Nathalie Rochefort is a Chancellor’s fellow and a Sir Henry Dale fellow at the University of Edinburgh. She is a sensory neuroscientist whose goal is to understand how neural activity in the visual cortex underlies our perception of a visual scene. As an undergraduate, she studied Biology and Epistemology in Paris. She then obtained a European PhD in Neuroscience from the University Paris-VI and the Ruhr-Universität-Bochum and did her post-doctoral training at the Technical University in Munich. Her work during her PhD and post-doctoral training has contributed to a new understanding of how neurons acquire their functional properties in the visual cortex and to the development of a powerful technique, in vivo two-photon calcium imaging, to investigate neuronal functions in the living brain.
The aim of her research group is to reveal how neuronal networks integrate visual information to guide perceptions and actions.
Can you tell us a bit about your research?
We use the mouse primary visual cortex as a model system of cortical integration of sensory and non-sensory information.
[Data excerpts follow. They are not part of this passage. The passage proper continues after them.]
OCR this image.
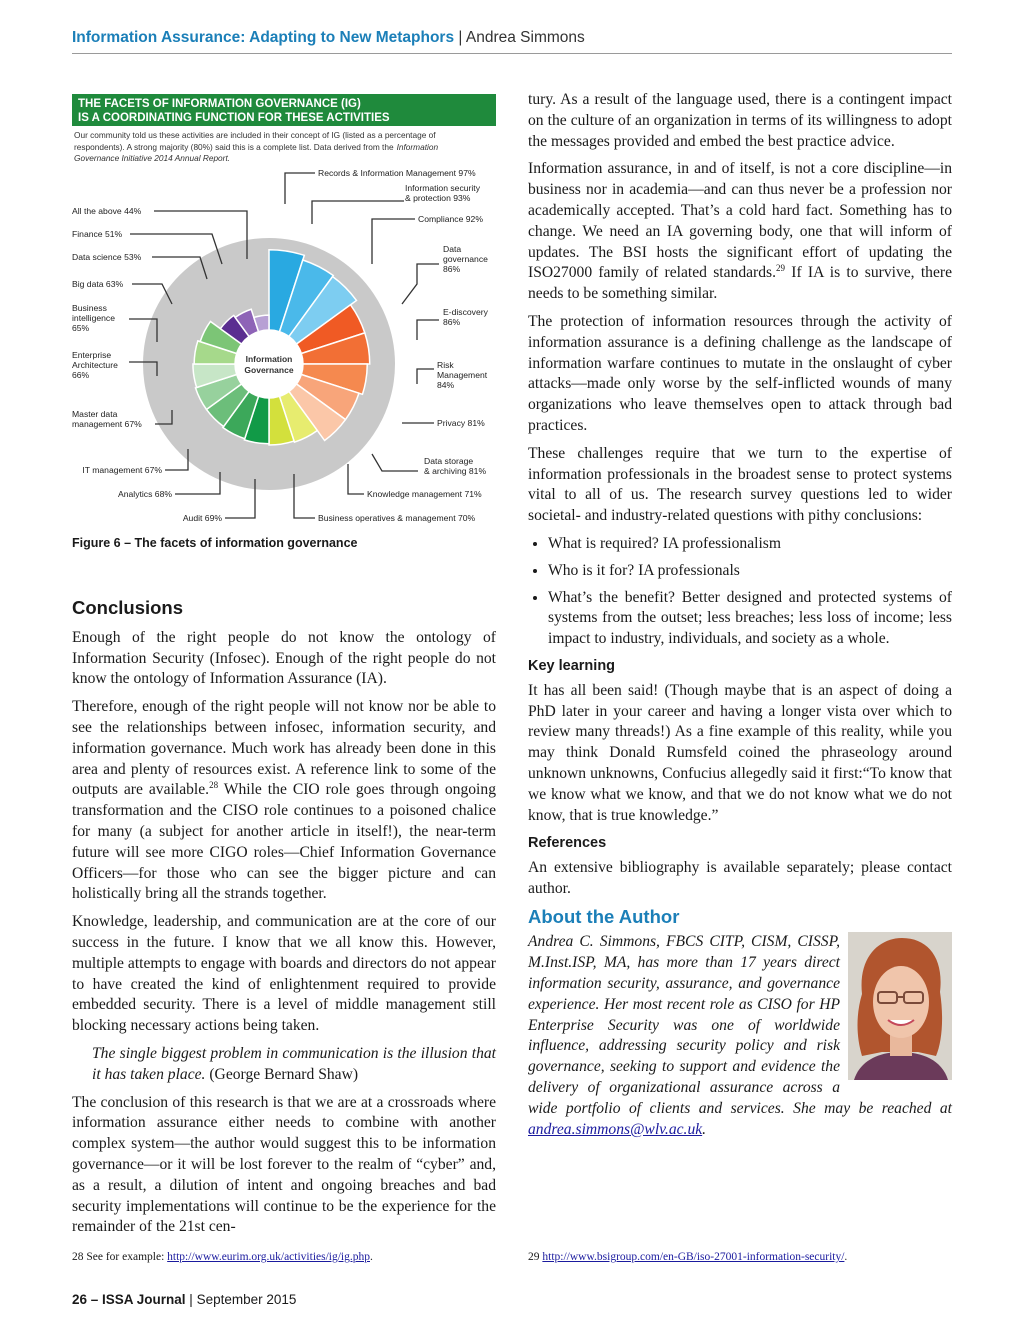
Information Assurance: Adapting to New Metaphors | Andrea Simmons
THE FACETS OF INFORMATION GOVERNANCE (IG)
IS A COORDINATING FUNCTION FOR THESE ACTIVITIES
Our community told us these activities are included in their concept of IG (listed as a percentage of
respondents). A strong majority (80%) said this is a complete list. Data derived from the Information
Governance Initiative 2014 Annual Report.
Information
Governance
Records & Information Management 97%
Information security
& protection 93%
Compliance 92%
Data
governance
86%
E-discovery
86%
Risk
Management
84%
Privacy 81%
Data storage
& archiving 81%
Knowledge management 71%
Business operatives & management 70%
Audit 69%
Analytics 68%
IT management 67%
Master data
management 67%
Enterprise
Architecture
66%
Business
intelligence
65%
Big data 63%
Data science 53%
Finance 51%
All the above 44%
Figure 6 – The facets of information governance
Conclusions

Enough of the right people do not know the ontology of Information Security (Infosec). Enough of the right people do not know the ontology of Information Assurance (IA).

Therefore, enough of the right people will not know nor be able to see the relationships between infosec, information security, and information governance. Much work has already been done in this area and plenty of resources exist. A reference link to some of the outputs are available.$^{28}$ While the CIO role goes through ongoing transformation and the CISO role continues to a poisoned chalice for many (a subject for another article in itself!), the near-term future will see more CIGO roles—Chief Information Governance Officers—for those who can see the bigger picture and can holistically bring all the strands together.

Knowledge, leadership, and communication are at the core of our success in the future. I know that we all know this. However, multiple attempts to engage with boards and directors do not appear to have created the kind of enlightenment required to provide embedded security. There is a level of middle management still blocking necessary actions being taken.

The single biggest problem in communication is the illusion that it has taken place. (George Bernard Shaw)

The conclusion of this research is that we are at a crossroads where information assurance either needs to combine with another complex system—the author would suggest this to be information governance—or it will be lost forever to the realm of “cyber” and, as a result, a dilution of intent and ongoing breaches and bad security implementations will continue to be the experience for the remainder of the 21st cen-

tury. As a result of the language used, there is a contingent impact on the culture of an organization in terms of its willingness to adopt the messages provided and embed the best practice advice.

Information assurance, in and of itself, is not a core discipline—in business nor in academia—and can thus never be a profession nor academically accepted. That’s a cold hard fact. Something has to change. We need an IA governing body, one that will inform of updates. The BSI hosts the significant effort of updating the ISO27000 family of related standards.$^{29}$ If IA is to survive, there needs to be something similar.

The protection of information resources through the activity of information assurance is a defining challenge as the landscape of information warfare continues to mutate in the onslaught of cyber attacks—made only worse by the self-inflicted wounds of many organizations who leave themselves open to attack through bad practices.

These challenges require that we turn to the expertise of information professionals in the broadest sense to protect systems vital to all of us. The research survey questions led to wider societal- and industry-related questions with pithy conclusions:

• What is required? IA professionalism
• Who is it for? IA professionals
• What’s the benefit? Better designed and protected systems of systems from the outset; less breaches; less loss of income; less impact to industry, individuals, and society as a whole.
Key learning

It has all been said! (Though maybe that is an aspect of doing a PhD later in your career and having a longer vista over which to review many threads!) As a fine example of this reality, while you may think Donald Rumsfeld coined the phraseology around unknown unknowns, Confucius allegedly said it first:“To know that we know what we know, and that we do not know what we do not know, that is true knowledge.”

References

An extensive bibliography is available separately; please contact author.

About the Author

Andrea C. Simmons, FBCS CITP, CISM, CISSP, M.Inst.ISP, MA, has more than 17 years direct information security, assurance, and governance experience. Her most recent role as CISO for HP Enterprise Security was one of worldwide influence, addressing security policy and risk governance, seeking to support and evidence the delivery of organizational assurance across a wide portfolio of clients and services. She may be reached at andrea.simmons@wlv.ac.uk.

28 See for example: http://www.eurim.org.uk/activities/ig/ig.php.	29 http://www.bsigroup.com/en-GB/iso-27001-information-security/.
26 – ISSA Journal | September 2015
Neurons in the primary visual cortex respond to specific features of visual stimuli such as their location, their orientation and their direction of movement.
These visual responses do not only depend on the characteristics of the stimuli but are also strongly modulated by the context in which they are perceived, such as the animal’s behavioural state and its previous experience associated with these stimuli. Locomotion, for example, increases the gain of visual responses in the primary visual cortex. Past experience can also durably modify visual cortical responses, for example through the association of a given stimulus with a positive or negative outcome.
By using two-photon calcium imaging combined with electrophysiological recordings in awake behaving mice, our current projects investigate:
- How visually-guided behaviour modulates neuronal activity in the visual cortex
- How individual pyramidal neurons integrate feed-forward visual inputs with contextual inputs
- How cortical information processing is impacted by metabolic state
Using such information, we apply the same combination of methods to study how this network activity is disrupted in the brain of mouse models for autistic spectrum disorders and intellectual disabilities. It is known that atypical selection of sensory features is associated with autistic spectrum disorders. We are probing differences in sensory processing in rodent models of autistic spectrum disorders, with the ultimate goal of identifying drug targets that could be of therapeutic value.